The funds would be channeled to the state’s community development grant from the federal department of Housing and Urban Development (HUD).
“This is not one of the fan favorites,” Gonzales said of the resolution put before the council as part of the grant application. “It’s a a tie-back used for the grant. When HUD dollars are used, you always need to meet a national objective, which is to end slum and blight.
“The only way to qualify for the grant is to designate the area either a slum or blighted,” Gonzales said. “In other words, declaring that it needs to be modified.”
“I strongly object to calling the downtown area blighted,” City Administrator Larry Dovalina said during council deliberations Thursday. “You’re basically lying, because it’s not blighted. Once you declare it, you can’t take it back. I think you’re making a mistake; there are thriving businesses there.”
Gonzales said she believes the specialized grant is being made available to cities like Cotulla for the first time this year, but the resolution would have to pass and be signed by the council if the city is to meet the application deadline.
“I understand the HUD requirements and what you’re trying to do,” Dovalina said. “If you want to proceed with the grant, you really need to think about it.”
“I question the wording,” Councilor Alejandro Garcia said of the resolution. “This is detrimental to the city. We do have lighting there. I’m on the side of Mr. Dovalina.”
“I want to hear the meaning of ‘blight,’” Councilor Manuel Rodriguez said. “Make me understand it more.”
Councilors learned the word is used in the resolution to imply there are presently safety hazards to public access in the downtown area and that such conditions may hinder economic development and tourism.
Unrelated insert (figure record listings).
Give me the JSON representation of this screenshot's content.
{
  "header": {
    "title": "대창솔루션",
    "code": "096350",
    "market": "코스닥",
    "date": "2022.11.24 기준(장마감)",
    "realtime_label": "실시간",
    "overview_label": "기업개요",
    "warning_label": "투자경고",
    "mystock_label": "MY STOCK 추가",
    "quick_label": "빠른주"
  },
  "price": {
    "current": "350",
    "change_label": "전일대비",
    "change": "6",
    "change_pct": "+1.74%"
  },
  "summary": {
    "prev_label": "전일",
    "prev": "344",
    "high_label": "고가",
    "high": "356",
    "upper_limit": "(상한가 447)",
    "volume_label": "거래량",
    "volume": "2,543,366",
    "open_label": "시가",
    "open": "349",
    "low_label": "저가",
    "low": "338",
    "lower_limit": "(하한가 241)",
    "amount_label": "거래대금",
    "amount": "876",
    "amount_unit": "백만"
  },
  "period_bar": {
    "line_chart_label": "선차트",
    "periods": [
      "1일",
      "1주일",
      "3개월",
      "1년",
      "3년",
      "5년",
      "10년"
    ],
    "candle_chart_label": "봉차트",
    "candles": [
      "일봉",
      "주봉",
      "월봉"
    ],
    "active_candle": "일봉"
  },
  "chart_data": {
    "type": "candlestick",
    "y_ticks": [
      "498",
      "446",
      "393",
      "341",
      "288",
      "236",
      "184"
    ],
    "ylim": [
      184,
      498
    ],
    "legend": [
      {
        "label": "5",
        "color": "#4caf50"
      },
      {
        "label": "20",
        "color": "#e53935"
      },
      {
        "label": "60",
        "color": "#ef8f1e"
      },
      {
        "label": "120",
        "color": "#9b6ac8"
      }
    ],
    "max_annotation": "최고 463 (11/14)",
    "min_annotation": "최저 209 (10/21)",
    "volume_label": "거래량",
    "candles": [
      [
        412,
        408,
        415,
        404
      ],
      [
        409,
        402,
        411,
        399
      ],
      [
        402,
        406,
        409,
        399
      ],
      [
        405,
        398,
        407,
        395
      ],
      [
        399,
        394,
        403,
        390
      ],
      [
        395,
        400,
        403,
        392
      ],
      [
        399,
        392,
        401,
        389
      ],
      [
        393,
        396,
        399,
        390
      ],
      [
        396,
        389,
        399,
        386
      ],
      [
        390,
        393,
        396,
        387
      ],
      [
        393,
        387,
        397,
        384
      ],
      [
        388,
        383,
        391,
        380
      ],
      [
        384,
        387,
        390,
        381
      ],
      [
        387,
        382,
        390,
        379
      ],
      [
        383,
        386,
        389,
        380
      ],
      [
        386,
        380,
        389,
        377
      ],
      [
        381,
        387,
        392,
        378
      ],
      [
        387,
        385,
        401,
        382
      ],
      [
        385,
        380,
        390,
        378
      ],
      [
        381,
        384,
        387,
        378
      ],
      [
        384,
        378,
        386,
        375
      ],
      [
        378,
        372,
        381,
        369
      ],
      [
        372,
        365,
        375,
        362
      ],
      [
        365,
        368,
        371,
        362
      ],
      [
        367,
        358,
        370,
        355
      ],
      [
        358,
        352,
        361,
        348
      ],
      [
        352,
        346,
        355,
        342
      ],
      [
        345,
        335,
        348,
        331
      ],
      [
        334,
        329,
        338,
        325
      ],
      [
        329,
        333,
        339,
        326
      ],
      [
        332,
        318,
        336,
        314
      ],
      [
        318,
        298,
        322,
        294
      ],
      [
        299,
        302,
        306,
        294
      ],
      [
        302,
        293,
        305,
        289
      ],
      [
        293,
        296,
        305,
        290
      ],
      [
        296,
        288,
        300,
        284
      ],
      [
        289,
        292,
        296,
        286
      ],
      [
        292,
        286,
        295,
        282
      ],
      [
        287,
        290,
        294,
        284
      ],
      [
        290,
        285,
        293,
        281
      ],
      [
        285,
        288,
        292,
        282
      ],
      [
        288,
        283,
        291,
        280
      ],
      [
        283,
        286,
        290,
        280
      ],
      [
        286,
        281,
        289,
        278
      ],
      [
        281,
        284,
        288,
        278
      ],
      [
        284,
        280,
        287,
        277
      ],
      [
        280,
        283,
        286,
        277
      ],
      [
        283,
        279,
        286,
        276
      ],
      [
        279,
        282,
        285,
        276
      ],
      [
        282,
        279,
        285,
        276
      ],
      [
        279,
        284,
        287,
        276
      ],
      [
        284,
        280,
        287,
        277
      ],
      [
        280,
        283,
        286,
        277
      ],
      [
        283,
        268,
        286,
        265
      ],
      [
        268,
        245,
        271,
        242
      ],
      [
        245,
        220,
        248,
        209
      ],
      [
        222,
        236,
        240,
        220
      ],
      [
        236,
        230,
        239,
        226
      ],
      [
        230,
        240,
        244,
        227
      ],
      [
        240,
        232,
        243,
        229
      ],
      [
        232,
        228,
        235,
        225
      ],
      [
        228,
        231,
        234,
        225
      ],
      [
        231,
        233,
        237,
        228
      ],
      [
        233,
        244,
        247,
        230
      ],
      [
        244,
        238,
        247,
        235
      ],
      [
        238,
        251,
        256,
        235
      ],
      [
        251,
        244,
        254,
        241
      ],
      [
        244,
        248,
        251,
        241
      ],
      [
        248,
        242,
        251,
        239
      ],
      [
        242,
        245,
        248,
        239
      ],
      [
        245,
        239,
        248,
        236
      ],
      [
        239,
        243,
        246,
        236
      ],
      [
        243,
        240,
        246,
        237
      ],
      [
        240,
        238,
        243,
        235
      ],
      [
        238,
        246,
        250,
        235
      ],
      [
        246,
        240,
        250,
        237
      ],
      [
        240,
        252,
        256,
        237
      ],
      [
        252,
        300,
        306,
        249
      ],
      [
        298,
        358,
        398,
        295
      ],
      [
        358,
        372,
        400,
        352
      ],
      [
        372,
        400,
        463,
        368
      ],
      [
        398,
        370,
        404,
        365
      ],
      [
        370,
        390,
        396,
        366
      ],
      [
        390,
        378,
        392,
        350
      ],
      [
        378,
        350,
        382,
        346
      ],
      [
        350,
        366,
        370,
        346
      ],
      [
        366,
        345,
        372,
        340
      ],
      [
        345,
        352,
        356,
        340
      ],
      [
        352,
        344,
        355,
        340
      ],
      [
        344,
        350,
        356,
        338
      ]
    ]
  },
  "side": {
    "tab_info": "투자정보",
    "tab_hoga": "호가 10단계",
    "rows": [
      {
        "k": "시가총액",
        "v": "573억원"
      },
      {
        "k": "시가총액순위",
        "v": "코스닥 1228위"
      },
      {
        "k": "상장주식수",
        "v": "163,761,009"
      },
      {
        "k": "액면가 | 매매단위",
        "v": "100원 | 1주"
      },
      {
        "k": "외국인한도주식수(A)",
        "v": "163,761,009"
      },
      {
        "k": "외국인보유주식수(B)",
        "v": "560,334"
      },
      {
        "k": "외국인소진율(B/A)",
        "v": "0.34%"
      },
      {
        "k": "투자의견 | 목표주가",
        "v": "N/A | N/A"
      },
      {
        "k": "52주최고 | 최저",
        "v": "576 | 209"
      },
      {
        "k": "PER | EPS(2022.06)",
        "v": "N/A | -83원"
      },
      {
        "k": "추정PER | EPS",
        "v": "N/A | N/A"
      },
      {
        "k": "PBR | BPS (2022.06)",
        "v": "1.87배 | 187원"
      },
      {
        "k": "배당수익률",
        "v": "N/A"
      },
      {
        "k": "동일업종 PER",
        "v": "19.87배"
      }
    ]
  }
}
“If you’re saying it’s blighted, you’re saying it’s a risk for people to be there,” Councilor Garcia said.
Councilors were silent when asked to offer a motion on the resolution.
Moments later, they were unanimous in reversing their earlier support for the application.
“You may have another chance next year to apply,” Gonzales said, “but we do not know the scoring criteria. The guidelines may change, and the amount of funding may change. Something always changes. It’s the nature of the authority.”
Cotulla’s downtown area has been the target of more than a decade’s worth of improvements, from landscaping and lighting to street striping and parking, building preservation and promotion through the Main Street Program. Gas lighting with vintage-style lanterns has been installed, handicap-access ramps and curbs built, sidewalks leveled, and local grants made available to business making improvements to their facades and signage. The city has bought two of the area’s oldest and most historically significant buildings, converting a gas station and car repair shop into the new City Hall, and refurbishing the former Stockmens Bank for office and exhibition space at a cost of a million dollars.
Councilors did not add further comment Thursday evening on their rejection of the resolution that the downtown area is blighted and did not recommend that alternate grant funding be sought.